BYD dilaporkan memangkas sekitar 100 ribu tenaga kerjanya, atau setara 10 persen dari total karyawan jenama asal China tersebut.

Diterbitkan 31 Maret 2026, 19:44 WIB
Share
Copy Link
Batalkan

Liputan6.com, Jakarta - BYD dilaporkan memangkas sekitar 100 ribu tenaga kerjanya, atau setara 10 persen dari total karyawan jenama asal China tersebut. langkah ini, disebut sebagai bagian dari strategi perusahaan, yang tengah menghadapi perubahan arah pertumbuhan di pasar mobil listrik.

Disitat dari Carnewschina, pengurangan tenaga kerja ini terjadi di tengah tekanan industri yang semakin besar. BYD, yang sebelumnya agresif memperluas bisnis, kini mulai melakukan efisiensi untuk menjaga daya saing.

Data terbaru menunjukkan jumlah karyawan perusahaan turun lebih dari 10 persen menjadi sekitar 870 ribu orang, dan menandai penurunan pertama dalam sejarah perusahaan.

Langkah tersebut tidak lepas dari kondisi pasar kendaraan listrik di China yang semakin ketat. Persaingan harga yang intens, penurunan permintaan domestik, serta berkurangnya margin keuntungan membuat produsen harus memutar strategi.

Bahkan, laba tahunan BYD dilaporkan turun 19 persen, menjadi sinyal bahwa tekanan industri semakin nyata.

Di sisi lain, medan pertempuran industri mobil listrik kini mulai bergeser. Jika sebelumnya fokus utama ada pada penjualan unit kendaraan, kini persaingan beralih ke aspek teknologi dan infrastruktur, seperti pengisian daya cepat hingga sistem penukaran baterai.

Pergeseran ini memaksa produsen untuk berinvestasi besar dalam inovasi, bukan sekadar produksi massal.

Fokus BYD Bergeser

BYD sendiri disebut akan lebih fokus kepada ekspansi global serta pengembangan teknologi baru untuk menjaga pertumbuhan. Strategi ini dinilai penting mengingat pasar domestik China mulai jenuh dan kompetisi semakin sengit dari pemain lain seperti Geely dan Xpeng.
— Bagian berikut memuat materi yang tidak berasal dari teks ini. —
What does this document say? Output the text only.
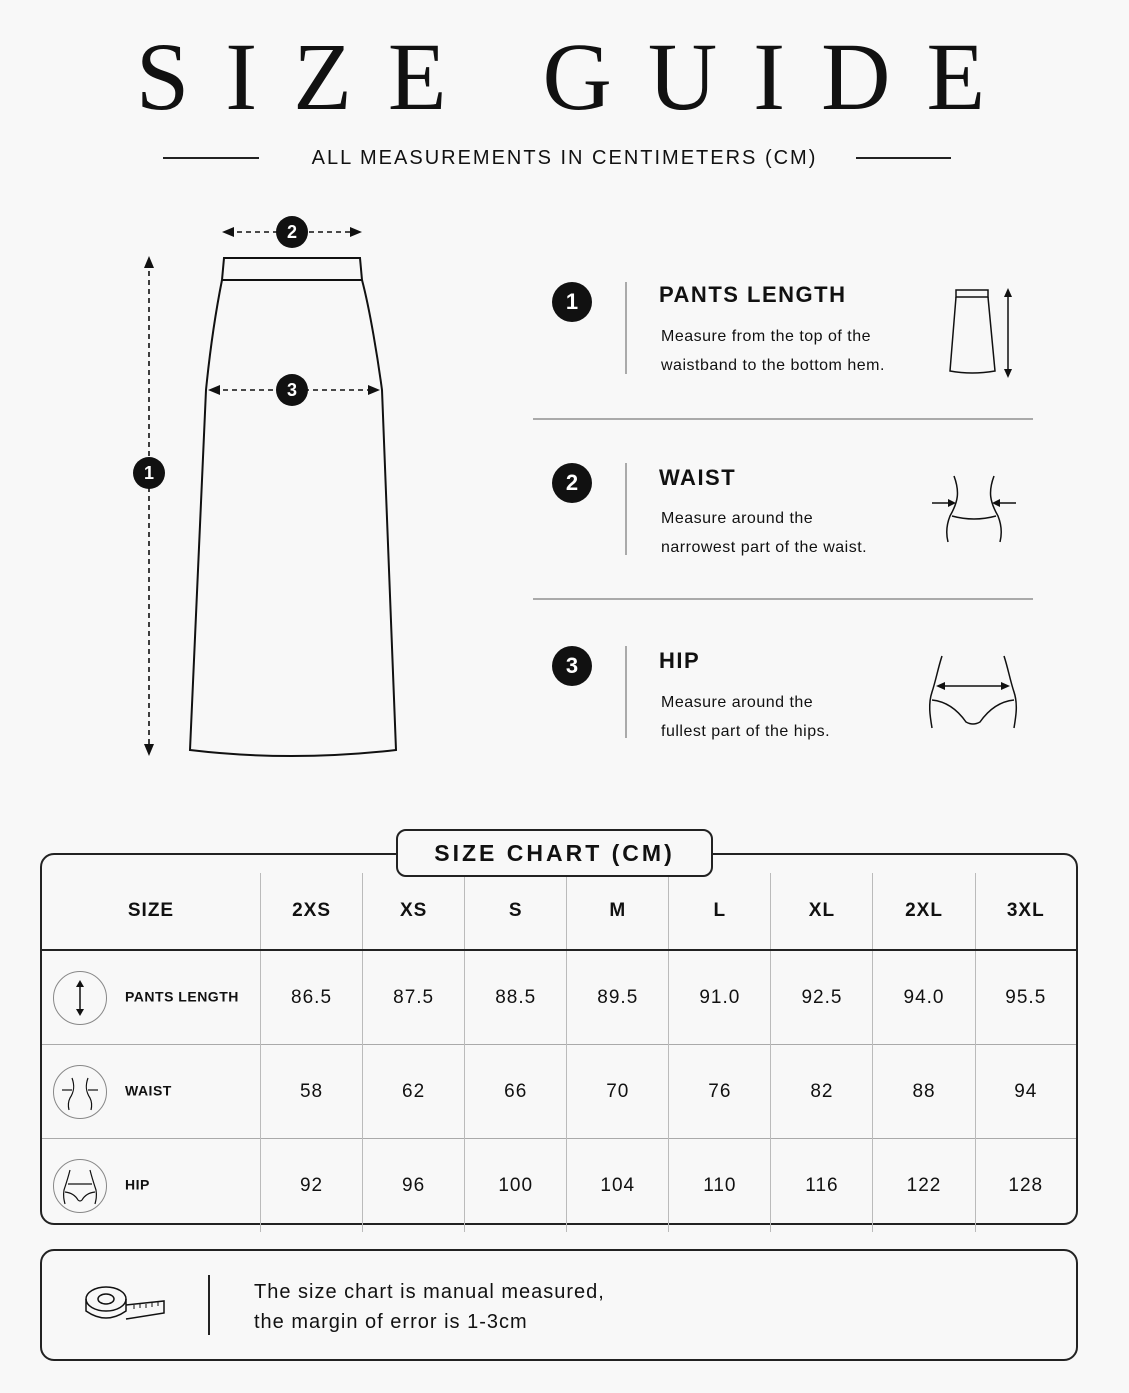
SIZE GUIDE
ALL MEASUREMENTS IN CENTIMETERS (CM)
2
3
1
1	PANTS LENGTH
Measure from the top of the
waistband to the bottom hem.
2	WAIST
Measure around the
narrowest part of the waist.
3	HIP
Measure around the
fullest part of the hips.
SIZE	2XS	XS	S	M	L	XL	2XL	3XL
PANTS LENGTH	86.5	87.5	88.5	89.5	91.0	92.5	94.0	95.5
WAIST	58	62	66	70	76	82	88	94
HIP	92	96	100	104	110	116	122	128
SIZE CHART (CM)
The size chart is manual measured,
the margin of error is 1-3cm
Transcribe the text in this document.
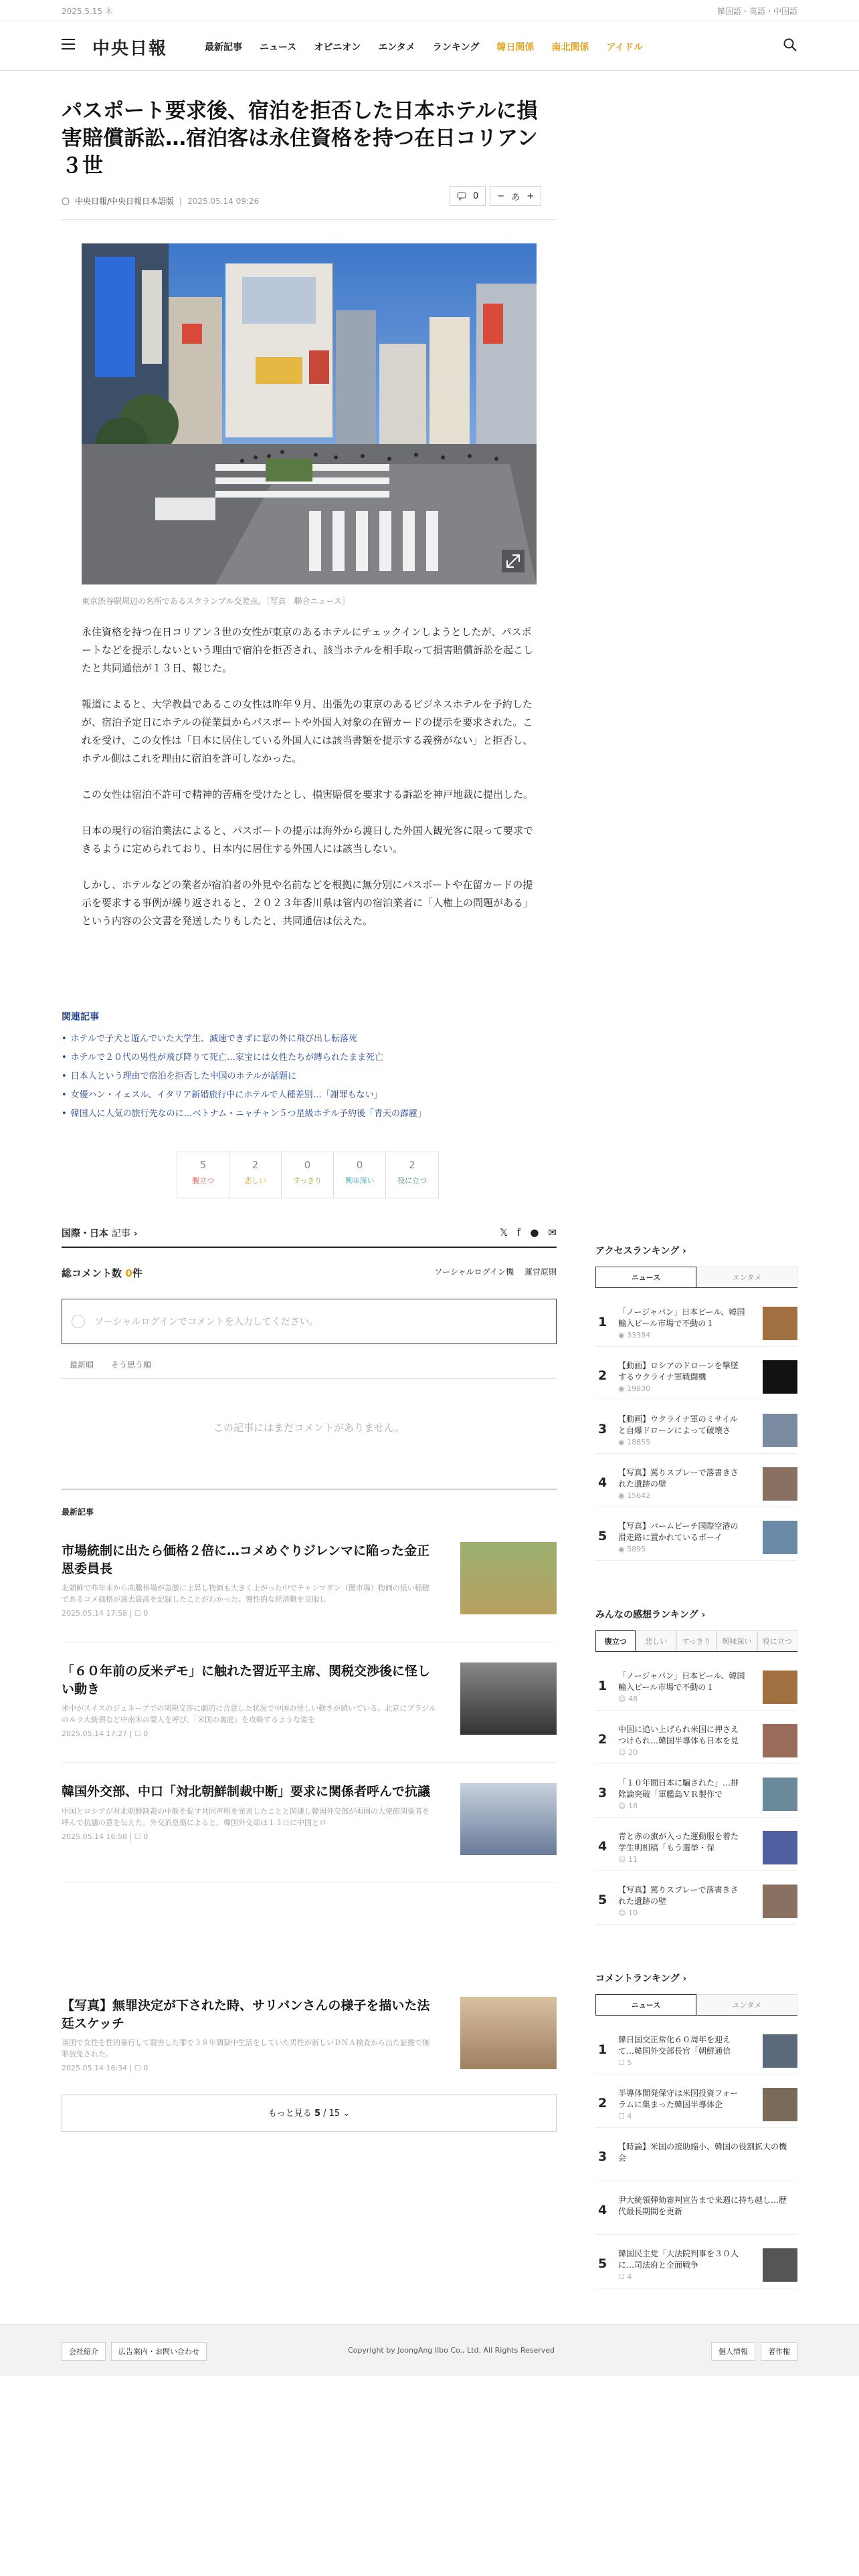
2025.5.15 木	韓国語・英語・中国語
中央日報	最新記事 ニュース オピニオン エンタメ ランキング 韓日関係 南北関係 アイドル
パスポート要求後、宿泊を拒否した日本ホテルに損害賠償訴訟…宿泊客は永住資格を持つ在日コリアン３世
中央日報/中央日報日本語版 | 2025.05.14 09:26	0 − あ +
東京渋谷駅周辺の名所であるスクランブル交差点。［写真　聯合ニュース］

永住資格を持つ在日コリアン３世の女性が東京のあるホテルにチェックインしようとしたが、パスポートなどを提示しないという理由で宿泊を拒否され、該当ホテルを相手取って損害賠償訴訟を起こしたと共同通信が１３日、報じた。

報道によると、大学教員であるこの女性は昨年９月、出張先の東京のあるビジネスホテルを予約したが、宿泊予定日にホテルの従業員からパスポートや外国人対象の在留カードの提示を要求された。これを受け、この女性は「日本に居住している外国人には該当書類を提示する義務がない」と拒否し、ホテル側はこれを理由に宿泊を許可しなかった。

この女性は宿泊不許可で精神的苦痛を受けたとし、損害賠償を要求する訴訟を神戸地裁に提出した。

日本の現行の宿泊業法によると、パスポートの提示は海外から渡日した外国人観光客に限って要求できるように定められており、日本内に居住する外国人には該当しない。

しかし、ホテルなどの業者が宿泊者の外見や名前などを根拠に無分別にパスポートや在留カードの提示を要求する事例が繰り返されると、２０２３年香川県は管内の宿泊業者に「人権上の問題がある」という内容の公文書を発送したりもしたと、共同通信は伝えた。

関連記事
• ホテルで子犬と遊んでいた大学生、滅速できずに窓の外に飛び出し転落死
• ホテルで２０代の男性が飛び降りて死亡…家宝には女性たちが縛られたまま死亡
• 日本人という理由で宿泊を拒否した中国のホテルが話題に
• 女優ハン・イェスル、イタリア新婚旅行中にホテルで人種差別…「謝罪もない」
• 韓国人に人気の旅行先なのに…ベトナム・ニャチャン５つ星級ホテル予約後「青天の霹靂」
5
腹立つ
2
悲しい
0
すっきり
0
興味深い
2
役に立つ
国際・日本 記事 ›	𝕏 f ● ✉
総コメント数 0件	ソーシャルログイン機 運営原則
ソーシャルログインでコメントを入力してください。
最新順 そう思う順
この記事にはまだコメントがありません。
最新記事
市場統制に出たら価格２倍に…コメめぐりジレンマに陥った金正恩委員長
北朝鮮で昨年末から高騰相場が急激に上昇し物価も大きく上がった中でチャンマダン（闇市場）物価の低い稲穂であるコメ価格が過去最高を記録したことがわかった。慢性的な経済難を克服し
2025.05.14 17:58 | ☐ 0
「６０年前の反米デモ」に触れた習近平主席、関税交渉後に怪しい動き
米中がスイスのジュネーブでの関税交渉に劇的に合意した状況で中国の怪しい動きが続いている。北京にブラジルのルラ大統領など中南米の要人を呼び、「米国の裏庭」を攻略するような姿を
2025.05.14 17:27 | ☐ 0
韓国外交部、中口「対北朝鮮制裁中断」要求に関係者呼んで抗議
中国とロシアが対北朝鮮制裁の中断を促す共同声明を発表したことと関連し韓国外交部が両国の大使館関係者を呼んで抗議の意を伝えた。外交消息筋によると、韓国外交部は１３日に中国とロ
2025.05.14 16:58 | ☐ 0
【写真】無罪決定が下された時、サリバンさんの様子を描いた法廷スケッチ
英国で女性を性的暴行して殺害した罪で３８年間獄中生活をしていた男性が新しいＤＮＡ検査から出た証拠で無罪放免された。
2025.05.14 16:34 | ☐ 0
もっと見る 5 / 15 ⌄
アクセスランキング ›
ニュース	エンタメ
1
「ノージャパン」日本ビール、韓国輸入ビール市場で不動の１
◉ 33384
2
【動画】ロシアのドローンを撃墜するウクライナ軍戦闘機
◉ 19830
3
【動画】ウクライナ軍のミサイルと自爆ドローンによって破壊さ
◉ 18855
4
【写真】罵りスプレーで落書きされた遺跡の壁
◉ 15642
5
【写真】パームビーチ国際空港の滑走路に置かれているボーイ
◉ 5895
みんなの感想ランキング ›
腹立つ	悲しい	すっきり	興味深い	役に立つ
1
「ノージャパン」日本ビール、韓国輸入ビール市場で不動の１
☺ 48
2
中国に追い上げられ米国に押さえつけられ…韓国半導体も日本を見
☺ 20
3
「１０年間日本に騙された」…排除論突破「軍艦島ＶＲ製作で
☺ 18
4
青と赤の旗が入った運動服を着た学生明相稿「もう選挙・保
☺ 11
5
【写真】罵りスプレーで落書きされた遺跡の壁
☺ 10
コメントランキング ›
ニュース	エンタメ
1
韓日国交正常化６０周年を迎えて…韓国外交部長官「朝鮮通信
☐ 5
2
半導体開発保守は米国投資フォーラムに集まった韓国半導体企
☐ 4
3
【時論】米国の接助縮小、韓国の役割拡大の機会
4
尹大統領弾劾審判宣告まで来週に持ち越し…歴代最長期間を更新
5
韓国民主党「大法院判事を３０人に…司法府と全面戦争
☐ 4
会社紹介	広告案内・お問い合わせ	Copyright by JoongAng Ilbo Co., Ltd. All Rights Reserved	個人情報	著作権
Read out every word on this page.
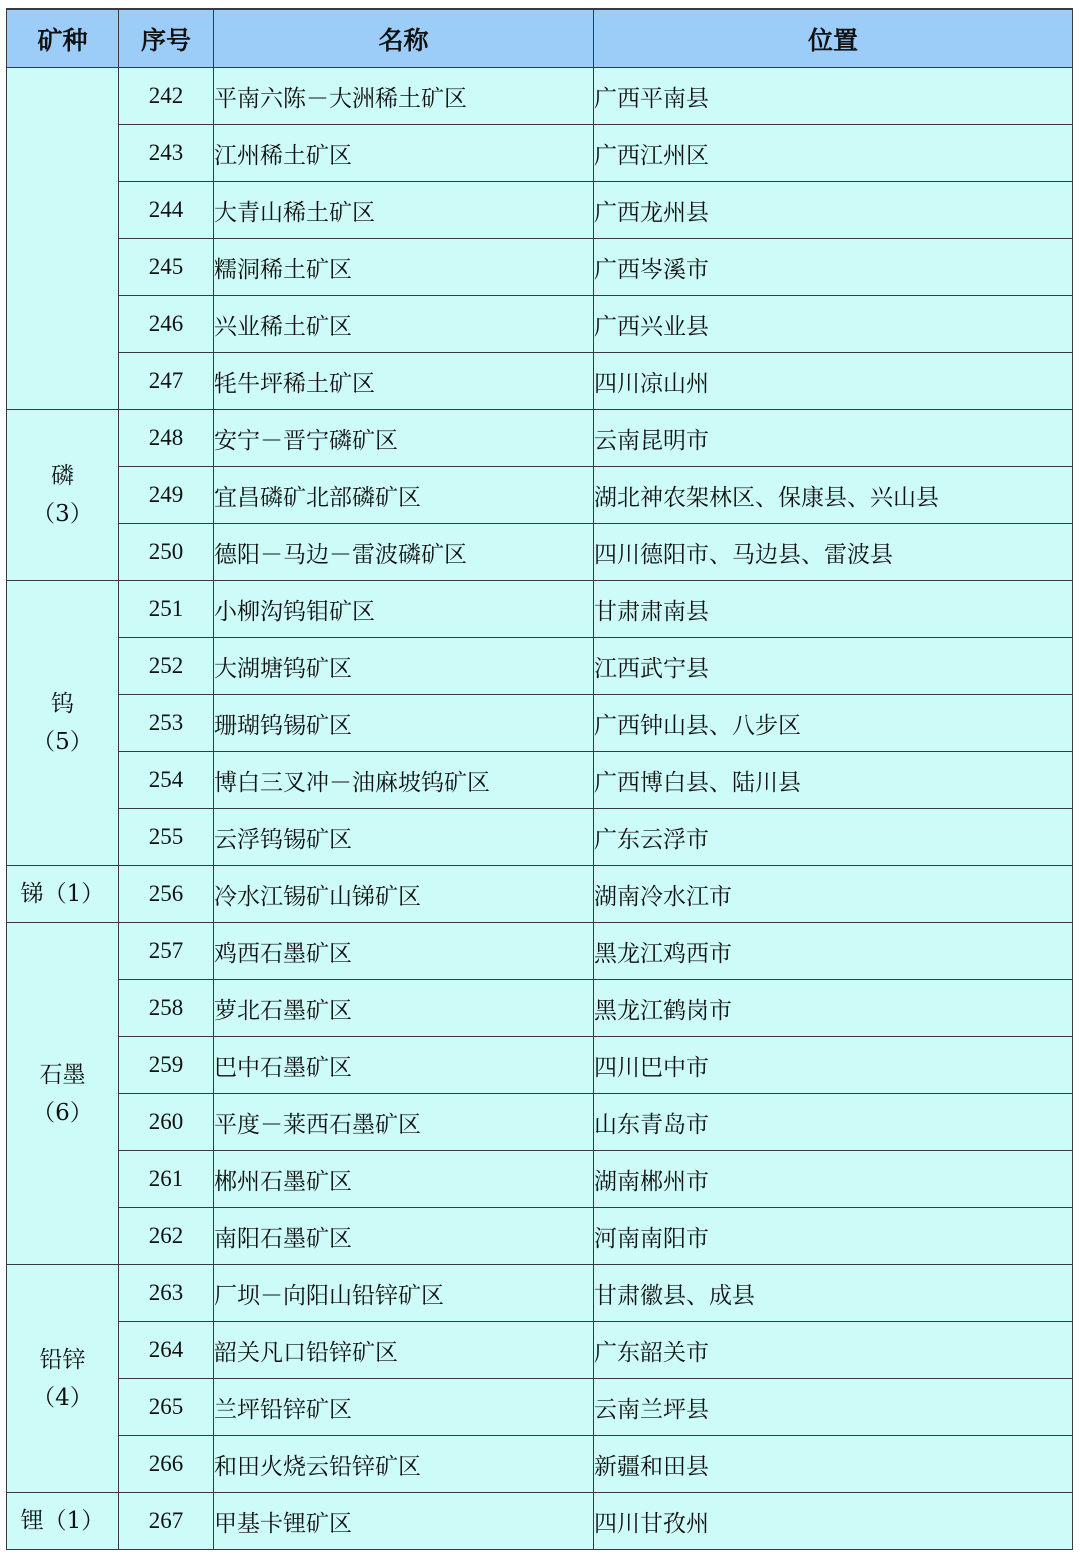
矿种	序号	名称	位置

	242	平南六陈－大洲稀土矿区	广西平南县
	243	江州稀土矿区	广西江州区
	244	大青山稀土矿区	广西龙州县
	245	糯洞稀土矿区	广西岑溪市
	246	兴业稀土矿区	广西兴业县
	247	牦牛坪稀土矿区	四川凉山州

磷
（3）	248	安宁－晋宁磷矿区	云南昆明市
	249	宜昌磷矿北部磷矿区	湖北神农架林区、保康县、兴山县
	250	德阳－马边－雷波磷矿区	四川德阳市、马边县、雷波县

钨
（5）	251	小柳沟钨钼矿区	甘肃肃南县
	252	大湖塘钨矿区	江西武宁县
	253	珊瑚钨锡矿区	广西钟山县、八步区
	254	博白三叉冲－油麻坡钨矿区	广西博白县、陆川县
	255	云浮钨锡矿区	广东云浮市
锑（1）	256	冷水江锡矿山锑矿区	湖南冷水江市

石墨
（6）	257	鸡西石墨矿区	黑龙江鸡西市
	258	萝北石墨矿区	黑龙江鹤岗市
	259	巴中石墨矿区	四川巴中市
	260	平度－莱西石墨矿区	山东青岛市
	261	郴州石墨矿区	湖南郴州市
	262	南阳石墨矿区	河南南阳市

铅锌
（4）	263	厂坝－向阳山铅锌矿区	甘肃徽县、成县
	264	韶关凡口铅锌矿区	广东韶关市
	265	兰坪铅锌矿区	云南兰坪县
	266	和田火烧云铅锌矿区	新疆和田县
锂（1）	267	甲基卡锂矿区	四川甘孜州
Meski melakukan efisiensi besar-besaran, langkah BYD justru mencerminkan perubahan fase industri kendaraan listrik secara global.

Pertumbuhan tidak lagi hanya ditentukan oleh volume penjualan, tetapi juga oleh kemampuan produsen dalam menghadirkan teknologi canggih dan ekosistem pendukung yang lebih matang.